Mental health and genes linked to tanning bed addiction

The warning comes as consumers may think about using the skin cancer causing sunbeds as part of their summer holiday prep

Sunbed and tanning addicts may be able to blame their genes for the unhealthy habit.

According to new research, variations to the gene responsible for dopamine, a vital chemical to the brain’s pleasure and reward system, could explain why some people become hooked on tanning beds.

US scientists at Georgetown University Medical Center collected saliva samples from nearly 300 women, aged 18 to 30, to examine five different genes related to pathways that reward addictive behaviour.

They also questioned the participants on their mental health, body image and tanning habits.

The study found that women with symptoms of depression and modifications to the reward related genes were most at risk, in some cases, 13-times more likely.

Women without signs of depression, but still carried the variant genes, were twice as likely to develop tanning addictions.

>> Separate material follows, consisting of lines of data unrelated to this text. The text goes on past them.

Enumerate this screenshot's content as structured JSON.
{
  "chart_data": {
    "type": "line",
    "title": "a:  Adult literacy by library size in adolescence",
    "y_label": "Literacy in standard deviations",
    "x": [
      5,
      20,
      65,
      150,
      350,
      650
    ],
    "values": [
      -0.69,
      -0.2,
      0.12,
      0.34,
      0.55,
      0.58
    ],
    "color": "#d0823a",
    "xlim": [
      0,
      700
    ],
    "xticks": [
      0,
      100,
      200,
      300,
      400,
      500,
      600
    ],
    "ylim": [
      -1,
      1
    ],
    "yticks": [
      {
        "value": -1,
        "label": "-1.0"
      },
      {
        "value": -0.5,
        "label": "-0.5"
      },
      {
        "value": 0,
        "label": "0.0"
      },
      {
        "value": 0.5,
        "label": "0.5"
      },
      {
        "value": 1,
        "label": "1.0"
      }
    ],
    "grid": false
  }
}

Lead author Dr Darren Mays hopes that the findings can be used to help consumers quit the carcinogenic practice.

“By demonstrating that genes in behavioural reward pathways are associated with tanning addiction, we are providing stronger evidence that tanning addiction is a cancer risk behaviour in need of intervention,” he said.

"This finding adds to a growing body of evidence from animal studies and neuroimaging studies that have been done in humans."

UV exposure from indoor tanning is estimated to account for 10% of skin cancer cases in the US and, according to the Skin Cancer Foundation, there are more skin cancer cases due to indoor tanning than lung cancer caused by smoking worldwide.